My tendency towards excess often runs directly into my separate tendency towards getting confused into immobility by excess.  So I get a lot of mileage out of this imagery.

 

I am at that point with posts for this site. I have a few posts that just need some editing to be ready, a bunch of dishes I’ve photographed that I could write about, and some new recipes to post that can then be organized into Menu Ideas. I also keep trying to develop a narrative or some kind of structure (salads! eating meals!) and then that doesn’t happen in an orderly fashion and I become even more confused.

 

So when trapped on the phone today for work I edited some photos and decided to maybe just start sticking some stuff up here regardless of the narrative tidiness.

 

In this case: Refrigerator Pickles. Mainly: why not?

 

I mean, pickles are actually kind of expensive for what they are (mainly water).  You have to imagine that what you are really paying for is the cost of transporting heavy glass jars of liquid.

 

 

And, it turns out, refrigerator pickles are pretty easy and quite tasty. Summertime is cucumber season, so if you, like me, have never tried making fridge pickles, I say go for it.

 

The recipe I tried was this one for Dill Chips from Martha Stewart.

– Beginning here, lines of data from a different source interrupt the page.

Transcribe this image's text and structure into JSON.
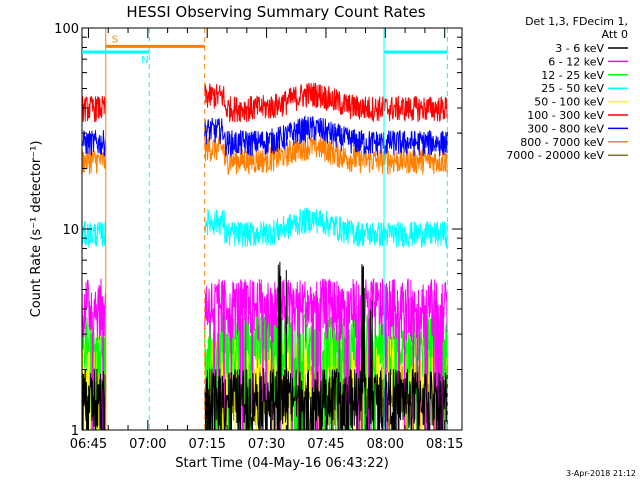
{
  "chart_data": {
    "type": "line",
    "title": "HESSI Observing Summary Count Rates",
    "xlabel": "Start Time (04-May-16 06:43:22)",
    "ylabel": "Count Rate (s⁻¹ detector⁻¹)",
    "yscale": "log",
    "ylim": [
      1,
      100
    ],
    "xlim_minutes": [
      0,
      96
    ],
    "x_ticks": [
      {
        "label": "06:45",
        "minute": 1.63
      },
      {
        "label": "07:00",
        "minute": 16.63
      },
      {
        "label": "07:15",
        "minute": 31.63
      },
      {
        "label": "07:30",
        "minute": 46.63
      },
      {
        "label": "07:45",
        "minute": 61.63
      },
      {
        "label": "08:00",
        "minute": 76.63
      },
      {
        "label": "08:15",
        "minute": 91.63
      }
    ],
    "y_ticks": [
      {
        "label": "1",
        "value": 1
      },
      {
        "label": "10",
        "value": 10
      },
      {
        "label": "100",
        "value": 100
      }
    ],
    "legend": {
      "position": "top-right",
      "header": [
        "Det 1,3, FDecim 1,",
        "Att 0"
      ]
    },
    "data_gaps_minutes": [
      [
        6.0,
        31.0
      ],
      [
        92.3,
        96
      ]
    ],
    "series": [
      {
        "name": "3 - 6 keV",
        "color": "#000000",
        "level": 1.5,
        "spikes": [
          [
            50,
            7.5
          ],
          [
            52,
            6.5
          ],
          [
            71,
            7.0
          ],
          [
            73,
            5.5
          ]
        ]
      },
      {
        "name": "6 - 12 keV",
        "color": "#ff00ff",
        "level": 4.2
      },
      {
        "name": "12 - 25 keV",
        "color": "#00ff00",
        "level": 2.8
      },
      {
        "name": "25 - 50 keV",
        "color": "#00ffff",
        "level": 9.5
      },
      {
        "name": "50 - 100 keV",
        "color": "#ffff00",
        "level": 2.2
      },
      {
        "name": "100 - 300 keV",
        "color": "#ff0000",
        "level": 40
      },
      {
        "name": "300 - 800 keV",
        "color": "#0000ff",
        "level": 27
      },
      {
        "name": "800 - 7000 keV",
        "color": "#ff8000",
        "level": 22
      },
      {
        "name": "7000 - 20000 keV",
        "color": "#808000",
        "level": 1.6
      }
    ],
    "flags": [
      {
        "label": "S",
        "color": "#ff8000",
        "start_minute": 6.0,
        "end_minute": 31.0,
        "level": 81
      },
      {
        "label": "N",
        "color": "#00ffff",
        "start_minute": 0.0,
        "end_minute": 17.0,
        "level": 76
      },
      {
        "label": "",
        "color": "#00ffff",
        "start_minute": 76.3,
        "end_minute": 92.3,
        "level": 76
      }
    ],
    "vlines": [
      {
        "minute": 17.0,
        "color": "#00ffff",
        "style": "dashed"
      },
      {
        "minute": 31.0,
        "color": "#ff8000",
        "style": "dashed"
      },
      {
        "minute": 92.3,
        "color": "#00ffff",
        "style": "dashed"
      },
      {
        "minute": 6.0,
        "color": "#ff8000",
        "style": "solid"
      },
      {
        "minute": 76.3,
        "color": "#00ffff",
        "style": "solid"
      }
    ]
  },
  "footer": {
    "date": "3-Apr-2018 21:12"
  }
}
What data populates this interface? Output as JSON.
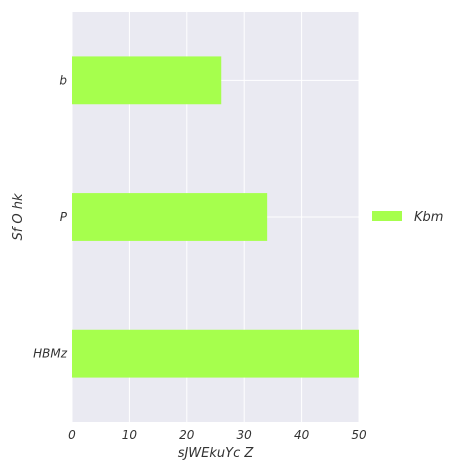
{
  "chart_data": {
    "type": "bar",
    "orientation": "horizontal",
    "categories": [
      "b",
      "P",
      "HBMz"
    ],
    "series": [
      {
        "name": "Kbm",
        "values": [
          26,
          34,
          50
        ]
      }
    ],
    "xlabel": "sJWEkuYc Z",
    "ylabel": "Sf  O hk",
    "xlim": [
      0,
      50
    ],
    "xticks": [
      "0",
      "10",
      "20",
      "30",
      "40",
      "50"
    ],
    "grid": true,
    "legend_position": "right",
    "colors": {
      "bar": "#a6ff4d",
      "plot_background": "#eaeaf2",
      "grid": "#ffffff",
      "text": "#333333"
    }
  }
}
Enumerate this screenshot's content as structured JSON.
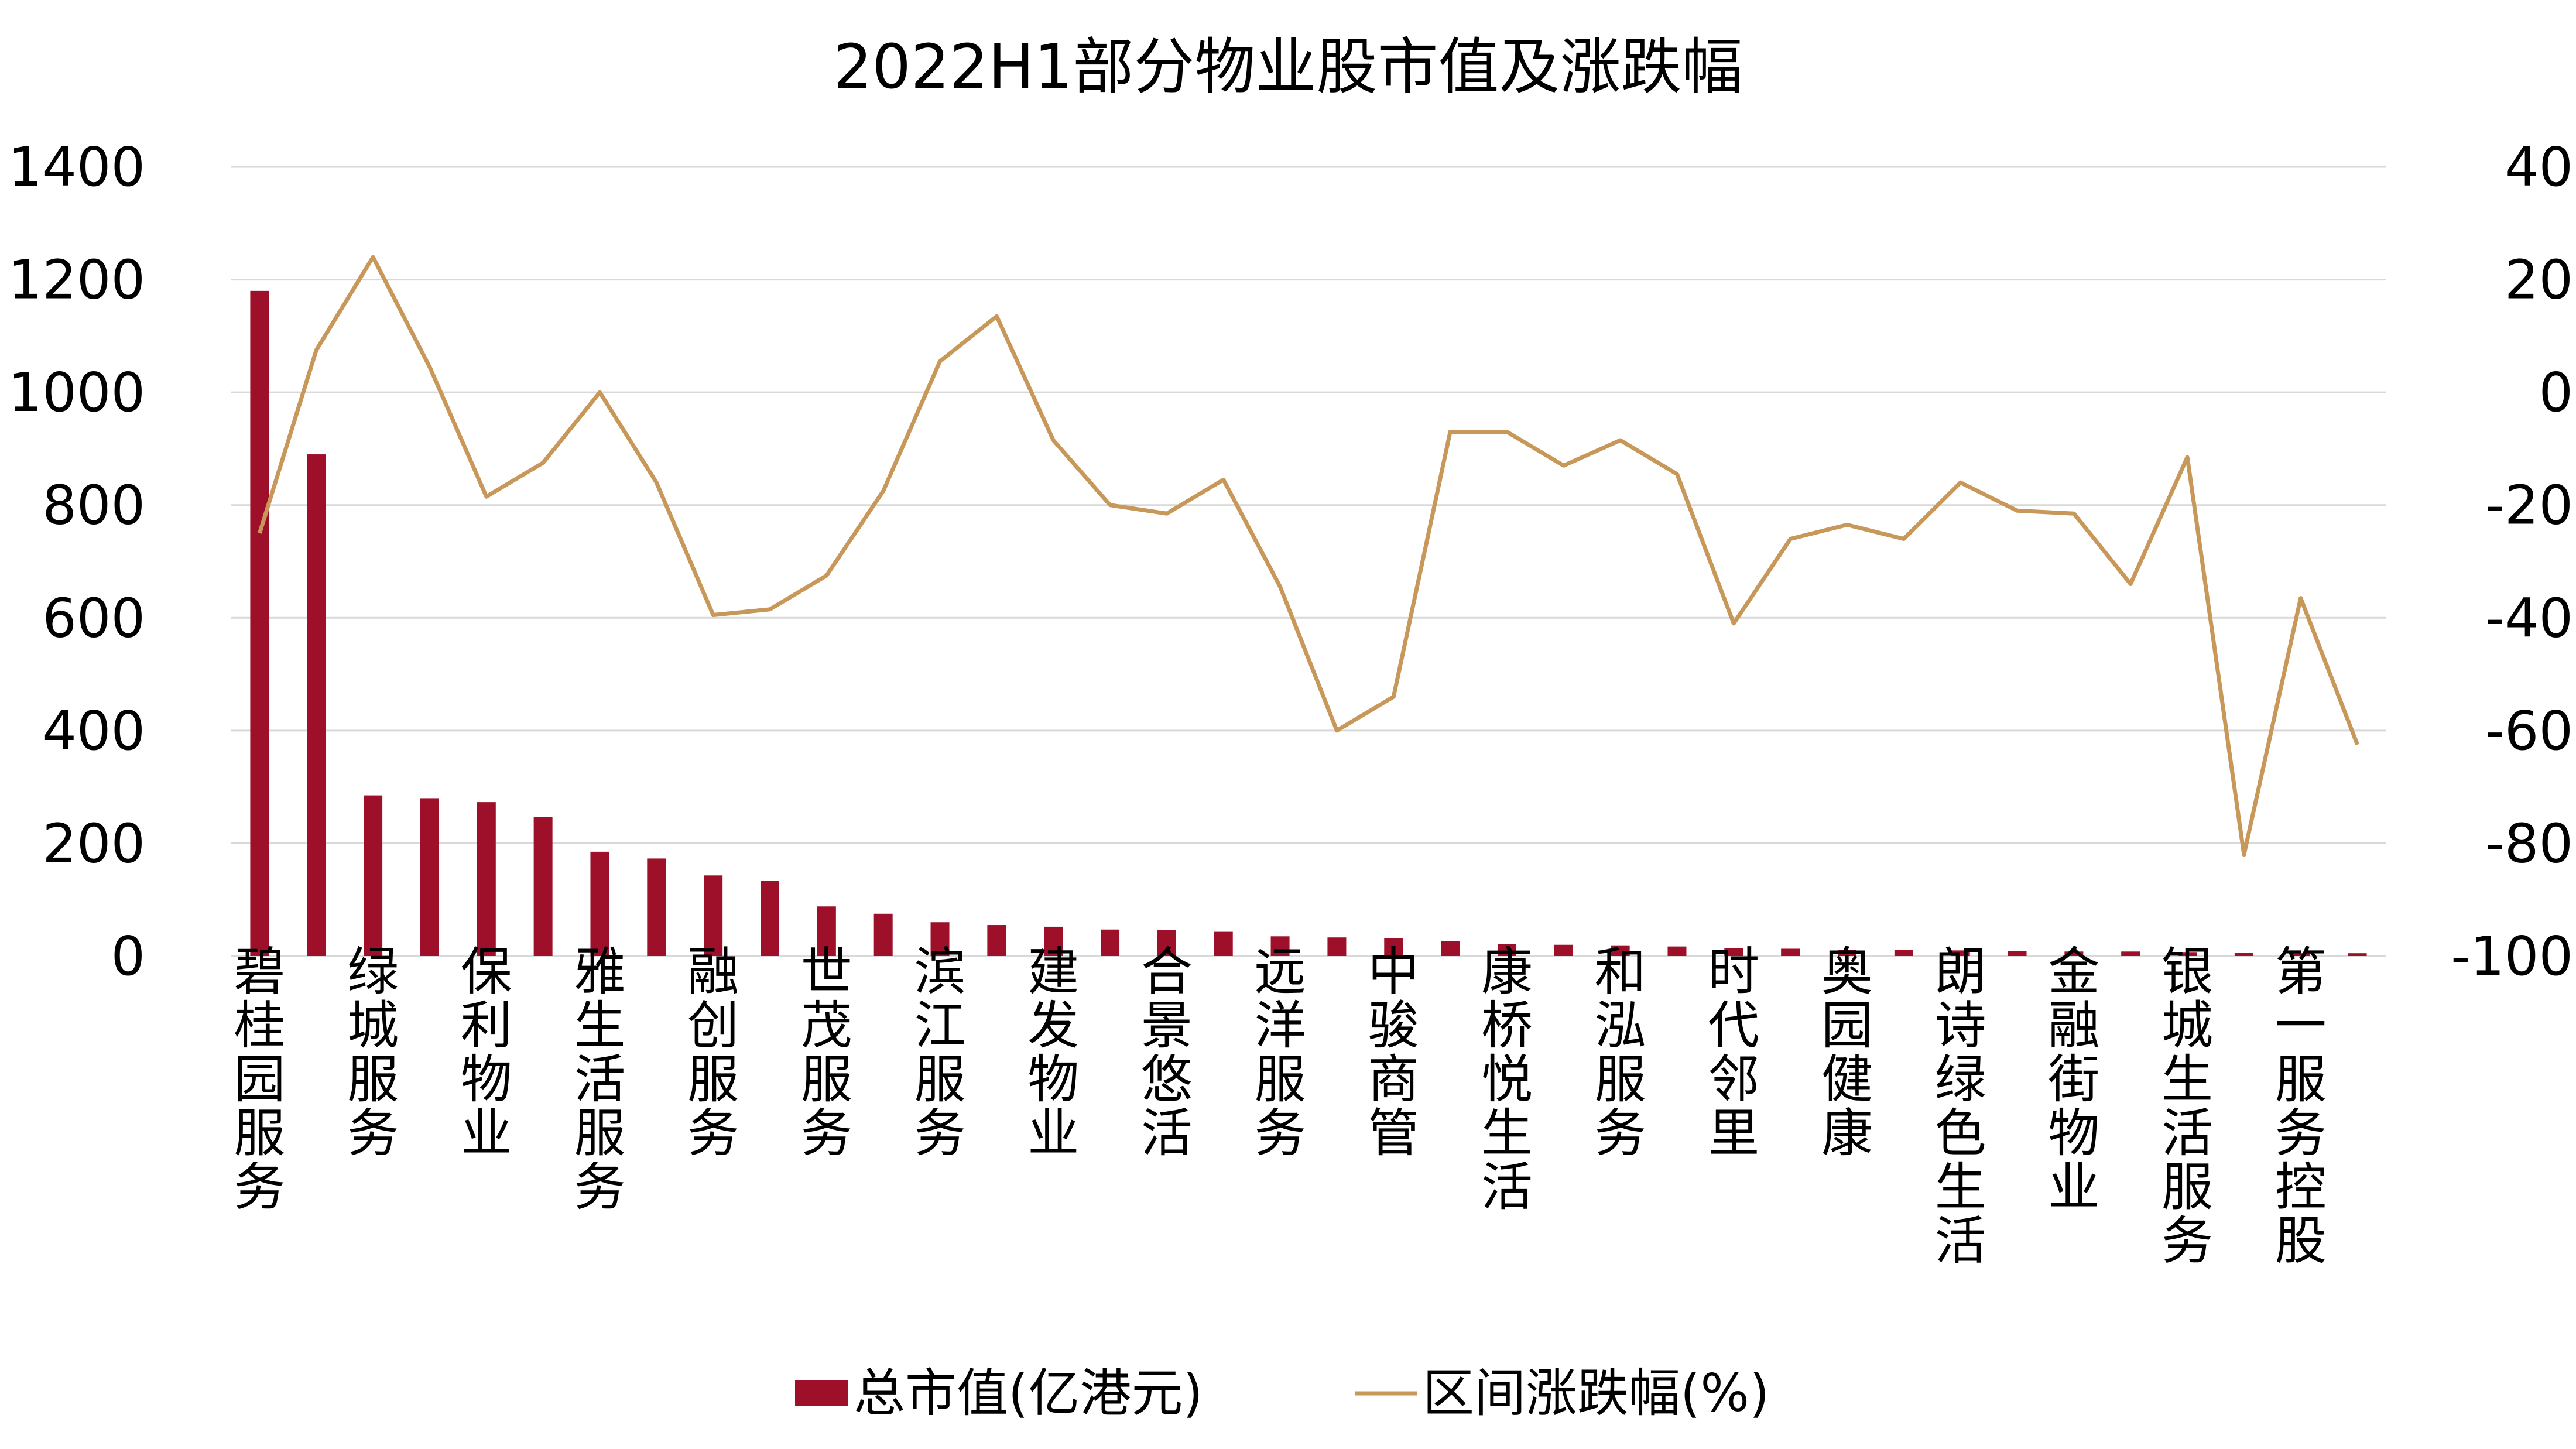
{
  "colors": {
    "bar": "#9e0f2a",
    "line": "#c8975a",
    "grid": "#d9d9d9",
    "text": "#000000"
  },
  "chart_data": {
    "type": "bar+line",
    "title": "2022H1部分物业股市值及涨跌幅",
    "categories": [
      "碧桂园服务",
      "",
      "绿城服务",
      "",
      "保利物业",
      "",
      "雅生活服务",
      "",
      "融创服务",
      "",
      "世茂服务",
      "",
      "滨江服务",
      "",
      "建发物业",
      "",
      "合景悠活",
      "",
      "远洋服务",
      "",
      "中骏商管",
      "",
      "康桥悦生活",
      "",
      "和泓服务",
      "",
      "时代邻里",
      "",
      "奥园健康",
      "",
      "朗诗绿色生活",
      "",
      "金融街物业",
      "",
      "银城生活服务",
      "",
      "第一服务控股",
      ""
    ],
    "series": [
      {
        "name": "总市值(亿港元)",
        "axis": "left",
        "type": "bar",
        "values": [
          1180,
          890,
          285,
          280,
          273,
          247,
          185,
          173,
          143,
          133,
          88,
          75,
          60,
          55,
          52,
          47,
          46,
          43,
          35,
          33,
          32,
          27,
          21,
          20,
          19,
          17,
          14,
          13,
          11,
          11,
          10,
          9,
          8,
          8,
          7,
          6,
          5,
          5
        ]
      },
      {
        "name": "区间涨跌幅(%)",
        "axis": "right",
        "type": "line",
        "values": [
          -25,
          7.5,
          24,
          4.5,
          -18.5,
          -12.5,
          0,
          -16,
          -39.5,
          -38.5,
          -32.5,
          -17.5,
          5.5,
          13.5,
          -8.5,
          -20,
          -21.5,
          -15.5,
          -34.5,
          -60,
          -54,
          -7,
          -7,
          -13,
          -8.5,
          -14.5,
          -41,
          -26,
          -23.5,
          -26,
          -16,
          -21,
          -21.5,
          -34,
          -11.5,
          -82,
          -36.5,
          -62.5
        ]
      }
    ],
    "y_left": {
      "lim": [
        0,
        1400
      ],
      "ticks": [
        "0",
        "200",
        "400",
        "600",
        "800",
        "1000",
        "1200",
        "1400"
      ]
    },
    "y_right": {
      "lim": [
        -100,
        40
      ],
      "ticks": [
        "-100",
        "-80",
        "-60",
        "-40",
        "-20",
        "0",
        "20",
        "40"
      ]
    },
    "grid": true,
    "legend": "bottom-center"
  }
}
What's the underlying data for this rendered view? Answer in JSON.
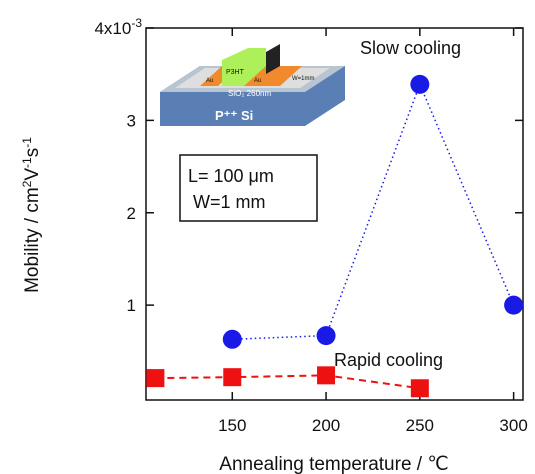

I didn’t have the dill seed so I skipped that, but think I’ll use them in the future for even more flavor.

 

The process is simple, salt the cukes for a bit to get rid of some of the excess water and rinse them.

 

Put them with the dill weed in a jar, boil the other ingredients, and pour it all over the vegetables.  Stick it in the fridge and in a week you have made pickles, my friend.

 

By using the fridge, you don’t have to deal with the frightening elements of botulism. (Recently went to a canning class where I was terrified out of my Laura Ingalls Wilder dreams of a dark and cool root cellar with walls lined with shelves full of preserves. Any activity that requires your attention to never wander, like neurosurgery, or stunt driving or, apparently, canning, is off the list of options for this space cadet.)

 

You have to wait a little while for them to be ready, and yes, fishing them out of the dill-filled brine is a bit like navigating a particularly sea-weedy beach.

 

But delicious, and with a least a mild frisson of Handy Homesteading.

 

I especially enjoyed these pickles on a sandwich with sharp light Irish cheddar, some avocado, mustard and tomato.  They were also great diced in an egg salad as a more flavorful alternative to the usual celery.